Virage Logic Corporation
- Type: Acquired by Synopsys
- Founded: 1996
- Headquarters: Fremont, California, USA
- Number of locations: Yerevan, Armenia Noida, India Warren, NJ St. Petersburg, Russia
- Key people: Alex Shubat, The last CEO
- Products: Semiconductor IP
- Number of employees: 600 (before acquisition)

= Virage Logic =

American electronics company

Virage Logic corporation was an American provider of both functional and physical semiconductor intellectual property (IP) for the design of complex integrated circuits.

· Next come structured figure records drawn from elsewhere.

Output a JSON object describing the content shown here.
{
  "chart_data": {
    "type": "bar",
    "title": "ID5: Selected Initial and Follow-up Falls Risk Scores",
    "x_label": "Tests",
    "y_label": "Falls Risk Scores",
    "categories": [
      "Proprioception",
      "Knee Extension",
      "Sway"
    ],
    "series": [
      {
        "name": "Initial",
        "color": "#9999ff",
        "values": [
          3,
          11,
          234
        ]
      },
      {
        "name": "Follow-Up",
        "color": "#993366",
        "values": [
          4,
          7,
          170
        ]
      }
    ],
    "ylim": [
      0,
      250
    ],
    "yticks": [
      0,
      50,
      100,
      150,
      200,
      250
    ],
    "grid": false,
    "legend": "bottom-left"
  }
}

It was founded in 1996. The company's differentiated product portfolio included processor centric solutions, interface IP solutions, embedded SRAMs and NVMs, embedded memory test and repair, logic libraries, and memory development software.

== History ==
Virage Logic was founded in 1996 by Adam Kablanian and Alex Shubat. The company established operations its India and Armenia R&D operations were established in 1999. The company's initial public offering was in 2000 and a year later its STAR Memory System was introduced.

=== Acquisitions and sale ===
In 2002, the company acquired InChip, a semiconductor logic IP company. In 2007, the company acquired Ingot Systems, an ASIP company. A year later, it acquired Impinj's logic non-volatile memory IP. In 2009, the company acquired ARC International, a configurable processors and multimedia IP company, as well as NXP CMOS IP Group.

In 2010, Virage Logic was acquired by Synopsys for $315 million.